Denn Wählen heißt bei Kommunalwahlen im Südwesten nicht nur Ankreuzen: Der Wähler darf Kandidaten verschiedener Listen auf einem Wahlzettel vereinigen (Panaschieren) und zwischen einer und drei Stimmen vergeben (Kumulieren). „Das baden-württembergische Kommunalwahlrecht ist das beste in ganz Deutschland“, findet Witt. Das Zusammenstellen eines „Wahlmenüs“ komme denjenigen entgegen, die sich von einer Partei nicht mehr vertreten fühlen.

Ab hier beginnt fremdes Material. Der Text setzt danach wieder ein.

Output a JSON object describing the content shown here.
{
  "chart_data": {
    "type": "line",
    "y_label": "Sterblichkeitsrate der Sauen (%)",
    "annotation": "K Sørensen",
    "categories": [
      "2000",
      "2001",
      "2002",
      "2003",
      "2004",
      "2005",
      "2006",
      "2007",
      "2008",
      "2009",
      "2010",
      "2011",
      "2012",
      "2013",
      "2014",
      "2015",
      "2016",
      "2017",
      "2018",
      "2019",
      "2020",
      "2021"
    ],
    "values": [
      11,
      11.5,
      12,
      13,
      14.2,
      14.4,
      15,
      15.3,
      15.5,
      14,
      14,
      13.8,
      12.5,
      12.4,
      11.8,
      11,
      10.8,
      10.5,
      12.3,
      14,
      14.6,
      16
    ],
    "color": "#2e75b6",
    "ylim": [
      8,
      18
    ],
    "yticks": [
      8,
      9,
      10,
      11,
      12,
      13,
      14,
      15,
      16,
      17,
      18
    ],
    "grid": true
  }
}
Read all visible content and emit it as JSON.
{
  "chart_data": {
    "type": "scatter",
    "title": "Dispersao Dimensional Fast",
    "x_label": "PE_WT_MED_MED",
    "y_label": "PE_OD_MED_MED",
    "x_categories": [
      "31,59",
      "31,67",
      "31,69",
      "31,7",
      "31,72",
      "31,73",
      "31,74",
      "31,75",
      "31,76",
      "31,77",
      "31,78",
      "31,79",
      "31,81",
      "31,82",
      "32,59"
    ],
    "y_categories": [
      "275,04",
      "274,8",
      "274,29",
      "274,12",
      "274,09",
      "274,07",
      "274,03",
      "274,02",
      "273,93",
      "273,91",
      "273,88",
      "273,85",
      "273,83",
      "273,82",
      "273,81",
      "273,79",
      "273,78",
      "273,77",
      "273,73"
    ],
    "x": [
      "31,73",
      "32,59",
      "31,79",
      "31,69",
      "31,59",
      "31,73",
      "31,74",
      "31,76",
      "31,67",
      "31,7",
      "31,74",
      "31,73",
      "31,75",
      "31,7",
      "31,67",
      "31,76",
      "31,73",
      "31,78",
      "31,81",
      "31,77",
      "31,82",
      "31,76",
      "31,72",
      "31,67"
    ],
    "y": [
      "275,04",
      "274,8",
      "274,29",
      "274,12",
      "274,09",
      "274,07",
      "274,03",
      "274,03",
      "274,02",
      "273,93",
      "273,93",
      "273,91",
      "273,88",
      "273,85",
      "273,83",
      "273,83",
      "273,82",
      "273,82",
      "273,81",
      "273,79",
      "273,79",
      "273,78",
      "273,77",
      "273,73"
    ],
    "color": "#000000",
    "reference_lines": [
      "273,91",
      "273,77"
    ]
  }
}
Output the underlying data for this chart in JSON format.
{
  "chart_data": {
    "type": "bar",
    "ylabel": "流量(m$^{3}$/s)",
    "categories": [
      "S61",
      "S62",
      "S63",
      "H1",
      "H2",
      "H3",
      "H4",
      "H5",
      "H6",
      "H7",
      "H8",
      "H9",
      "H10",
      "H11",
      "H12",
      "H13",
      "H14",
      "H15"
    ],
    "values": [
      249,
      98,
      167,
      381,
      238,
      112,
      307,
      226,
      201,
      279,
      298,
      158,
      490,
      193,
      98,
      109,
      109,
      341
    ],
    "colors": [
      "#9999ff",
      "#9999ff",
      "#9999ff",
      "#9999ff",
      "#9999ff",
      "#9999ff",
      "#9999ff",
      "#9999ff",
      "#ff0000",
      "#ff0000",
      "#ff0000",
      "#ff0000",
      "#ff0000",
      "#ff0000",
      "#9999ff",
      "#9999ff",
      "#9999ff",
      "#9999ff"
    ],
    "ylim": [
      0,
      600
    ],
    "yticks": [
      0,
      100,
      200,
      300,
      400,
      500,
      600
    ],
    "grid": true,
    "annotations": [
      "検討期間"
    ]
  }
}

Trend weg von den Parteien

Der Trend weg von den Parteien ist auf lokaler Ebene ungebrochen. „Bürger, die sich nicht parteipolitisch binden und auch nicht als Nichtmitglieder auf Parteilisten kandidieren wollen, gründen lieber eine eigene freie Liste“, beobachtet der Kommunalexperte Witt, der selbst jahrelang Gemeinde- und Kreisrat war. Viele Listen gehen aus Bürgerinitiativen hervor, oft wird die Liste von einem oder mehreren bekannten Aktivisten angeführt. Neue Listen kommen auch zustande, wenn sich Gruppen unterrepräsentiert fühlen, Jugendliche oder Frauen etwa. In großen Städten gibt es nicht nur neue Listen, sondern auch genügend Kandidaten, in mittleren und kleineren Kommunen konnten nicht alle Listen komplett besetzt werden.

Die Chancen, mit einer vollen Liste ein Mandat zu erringen, sind nicht schlecht, die Zulassungshürden nicht sehr hoch. Doch mit dem Gewinn des Mandats fängt die Arbeit erst richtig an. „40 Stunden im Monat, das muss man schon aufbringen“, berichtet Paul Witt aus eigener Erfahrung. Davon dürfen sich Bewerber nicht abschrecken lassen. „Das ist Arbeit, aber auch interessant, denn man kann selbst gestalten und sieht die Ergebnisse vor Ort“, sagt Witt.